4 Tips for Refinancing a Car That Has a 2nd Lien

A 2nd lien on a car is similar to a home equity loan. It allows a borrower to use the equity already built up through a few years of making car payments to gain immediate cash. This is a less popular option than a home equity loan, but it does provide a good alternative for non homeowners who need an asset to secure a loan. Refinancing one or both of the loans, though, becomes more complicated as a result.
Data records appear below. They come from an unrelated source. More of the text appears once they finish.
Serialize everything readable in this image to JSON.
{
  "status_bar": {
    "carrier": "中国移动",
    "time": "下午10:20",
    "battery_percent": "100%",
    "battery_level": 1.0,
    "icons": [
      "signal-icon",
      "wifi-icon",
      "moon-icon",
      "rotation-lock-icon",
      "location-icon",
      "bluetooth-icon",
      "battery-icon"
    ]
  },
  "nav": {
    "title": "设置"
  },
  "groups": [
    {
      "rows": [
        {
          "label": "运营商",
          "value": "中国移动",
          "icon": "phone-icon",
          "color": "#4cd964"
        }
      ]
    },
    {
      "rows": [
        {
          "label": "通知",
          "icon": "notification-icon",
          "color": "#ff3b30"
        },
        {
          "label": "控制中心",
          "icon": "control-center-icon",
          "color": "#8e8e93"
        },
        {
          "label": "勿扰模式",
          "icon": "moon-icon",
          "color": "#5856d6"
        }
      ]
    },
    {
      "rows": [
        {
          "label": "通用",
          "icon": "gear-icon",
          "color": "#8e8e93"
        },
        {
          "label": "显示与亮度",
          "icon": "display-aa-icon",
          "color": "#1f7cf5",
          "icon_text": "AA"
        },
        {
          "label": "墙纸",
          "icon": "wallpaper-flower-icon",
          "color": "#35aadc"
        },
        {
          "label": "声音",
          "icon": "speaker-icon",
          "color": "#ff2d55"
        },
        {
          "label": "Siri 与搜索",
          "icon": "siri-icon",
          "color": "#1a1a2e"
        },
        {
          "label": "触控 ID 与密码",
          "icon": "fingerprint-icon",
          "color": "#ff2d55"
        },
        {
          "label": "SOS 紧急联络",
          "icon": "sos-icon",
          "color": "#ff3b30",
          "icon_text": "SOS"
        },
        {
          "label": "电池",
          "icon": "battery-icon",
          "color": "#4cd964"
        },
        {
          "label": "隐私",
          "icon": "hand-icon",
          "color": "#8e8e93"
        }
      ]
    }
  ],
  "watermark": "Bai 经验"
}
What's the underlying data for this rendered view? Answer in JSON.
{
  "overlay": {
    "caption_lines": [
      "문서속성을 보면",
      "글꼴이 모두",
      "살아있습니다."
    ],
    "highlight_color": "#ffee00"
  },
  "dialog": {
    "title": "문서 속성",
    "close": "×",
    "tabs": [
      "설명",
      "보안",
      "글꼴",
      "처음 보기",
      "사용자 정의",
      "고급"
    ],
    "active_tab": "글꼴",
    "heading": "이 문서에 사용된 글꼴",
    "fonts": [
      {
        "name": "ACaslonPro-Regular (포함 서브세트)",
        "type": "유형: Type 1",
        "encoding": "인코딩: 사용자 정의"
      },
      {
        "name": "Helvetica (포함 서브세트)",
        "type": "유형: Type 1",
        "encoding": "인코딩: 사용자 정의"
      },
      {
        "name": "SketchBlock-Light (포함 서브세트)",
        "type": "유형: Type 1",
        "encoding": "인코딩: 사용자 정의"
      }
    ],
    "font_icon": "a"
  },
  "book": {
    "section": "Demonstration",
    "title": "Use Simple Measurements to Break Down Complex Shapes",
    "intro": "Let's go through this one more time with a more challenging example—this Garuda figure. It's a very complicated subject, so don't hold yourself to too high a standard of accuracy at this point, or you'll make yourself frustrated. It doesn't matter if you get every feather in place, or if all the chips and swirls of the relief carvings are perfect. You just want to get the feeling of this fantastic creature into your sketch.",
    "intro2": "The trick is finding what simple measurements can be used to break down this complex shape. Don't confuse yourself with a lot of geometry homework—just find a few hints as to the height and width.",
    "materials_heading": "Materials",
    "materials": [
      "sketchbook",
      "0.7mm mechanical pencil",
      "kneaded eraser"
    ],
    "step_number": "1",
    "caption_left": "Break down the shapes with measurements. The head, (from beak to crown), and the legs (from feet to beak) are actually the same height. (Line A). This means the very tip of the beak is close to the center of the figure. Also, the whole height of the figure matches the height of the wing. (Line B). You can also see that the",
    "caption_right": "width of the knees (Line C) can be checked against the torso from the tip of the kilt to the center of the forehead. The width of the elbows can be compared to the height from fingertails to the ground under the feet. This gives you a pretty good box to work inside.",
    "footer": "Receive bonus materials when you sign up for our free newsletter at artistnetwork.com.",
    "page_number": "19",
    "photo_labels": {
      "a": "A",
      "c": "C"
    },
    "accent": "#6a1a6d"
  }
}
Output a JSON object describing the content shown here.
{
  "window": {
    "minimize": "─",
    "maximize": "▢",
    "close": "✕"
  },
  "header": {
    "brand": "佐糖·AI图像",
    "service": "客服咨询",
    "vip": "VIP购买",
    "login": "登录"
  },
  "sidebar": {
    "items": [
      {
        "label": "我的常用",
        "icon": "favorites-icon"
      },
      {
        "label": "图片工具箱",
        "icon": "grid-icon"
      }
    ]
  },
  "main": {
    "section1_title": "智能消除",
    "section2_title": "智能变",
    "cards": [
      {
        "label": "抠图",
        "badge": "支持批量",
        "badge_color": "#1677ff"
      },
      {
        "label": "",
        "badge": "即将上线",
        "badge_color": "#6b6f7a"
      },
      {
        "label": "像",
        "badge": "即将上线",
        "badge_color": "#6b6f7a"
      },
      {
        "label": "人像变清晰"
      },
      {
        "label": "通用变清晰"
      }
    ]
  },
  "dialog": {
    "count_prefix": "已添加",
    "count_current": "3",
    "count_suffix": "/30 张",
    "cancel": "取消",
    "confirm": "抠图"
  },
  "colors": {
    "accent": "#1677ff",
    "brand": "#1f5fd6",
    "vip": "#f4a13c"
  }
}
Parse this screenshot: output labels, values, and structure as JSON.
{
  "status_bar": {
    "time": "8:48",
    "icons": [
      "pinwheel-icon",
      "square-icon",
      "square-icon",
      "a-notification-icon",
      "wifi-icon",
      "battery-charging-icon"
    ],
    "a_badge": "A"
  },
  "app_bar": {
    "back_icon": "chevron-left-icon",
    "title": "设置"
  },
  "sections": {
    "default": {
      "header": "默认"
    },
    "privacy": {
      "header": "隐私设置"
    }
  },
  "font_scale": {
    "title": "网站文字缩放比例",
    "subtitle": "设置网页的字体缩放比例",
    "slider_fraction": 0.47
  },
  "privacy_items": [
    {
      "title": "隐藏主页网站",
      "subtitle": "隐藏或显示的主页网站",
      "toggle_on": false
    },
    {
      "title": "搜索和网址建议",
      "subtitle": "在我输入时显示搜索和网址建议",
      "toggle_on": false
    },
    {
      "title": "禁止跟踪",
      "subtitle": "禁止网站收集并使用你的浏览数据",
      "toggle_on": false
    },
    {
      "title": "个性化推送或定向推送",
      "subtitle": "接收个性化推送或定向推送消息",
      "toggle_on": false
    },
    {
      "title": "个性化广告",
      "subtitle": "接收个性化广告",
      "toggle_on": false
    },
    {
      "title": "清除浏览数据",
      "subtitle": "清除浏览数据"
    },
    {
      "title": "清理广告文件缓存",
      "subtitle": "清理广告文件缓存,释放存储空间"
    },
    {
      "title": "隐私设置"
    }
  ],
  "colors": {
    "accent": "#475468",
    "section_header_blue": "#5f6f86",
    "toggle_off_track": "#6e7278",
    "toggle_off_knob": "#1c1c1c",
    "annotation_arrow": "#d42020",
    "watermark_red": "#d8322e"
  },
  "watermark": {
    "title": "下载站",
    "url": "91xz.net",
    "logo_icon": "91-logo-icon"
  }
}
#1 Refinance and Consolidate

Instead of refinancing just one of the two loans, it may be better to consolidate the two loans in the process of refinancing. You will already be going through the hassle of a refinance, and you will have to pay refinancing fees. It is best to get the most out of the process by simplifying your loan as well. Get a payoff quote from both lenders; a payoff quote is typically the sum remaining on the car loan plus a fee. By taking a new loan in a large enough amount to cover both payoffs, you can move forward with only one loan on the vehicle.

#2 Shorten Loan Terms

When possible, shortening the length of your loans will save you money. By refinancing to a shorter loan, you will get a lower interest rate and build up equity faster. Of course, short loans cost you more on a monthly basis. However, since they are lower risk for the lender, you will have more control over terms and less expense in the process. Consolidating or refinancing to a longer loan will rarely be the best option. The only time it should be pursued is if you face default on one or both of the loans due to a change in your financial situation that makes you unable to pay.

#3 Choose Timing Wisely

There is no "right time" to refinance, but some times are better than others. Refinance only after you have paid down a large sum on both of the loans against your car. Refinancing too early will dip your credit score even further, and you will not get the best deals on the loan. You should also refinance at a time when the market is favorable. This is typically when national prime interest rates are fairly low but the credit market is not too tight. To find the ideal circumstances, pay attention to advertised loan rates and look for sharp drops.

#4 Notify Insurance Company

You may need to have particular insurance provisions mandated by your new lien holder. Failing to meet insurance requirements imposed by your new lender can result in financial losses if the car is wrecked and then repossessed.These can be different than those mandated by your previous lenders. As a result, it is important to ask your new lender about these requirements and notify your insurance company immediately. In most cases, you will have lower insurance payments if you consolidate your loan than you did when you had two active lien holders on the vehicle.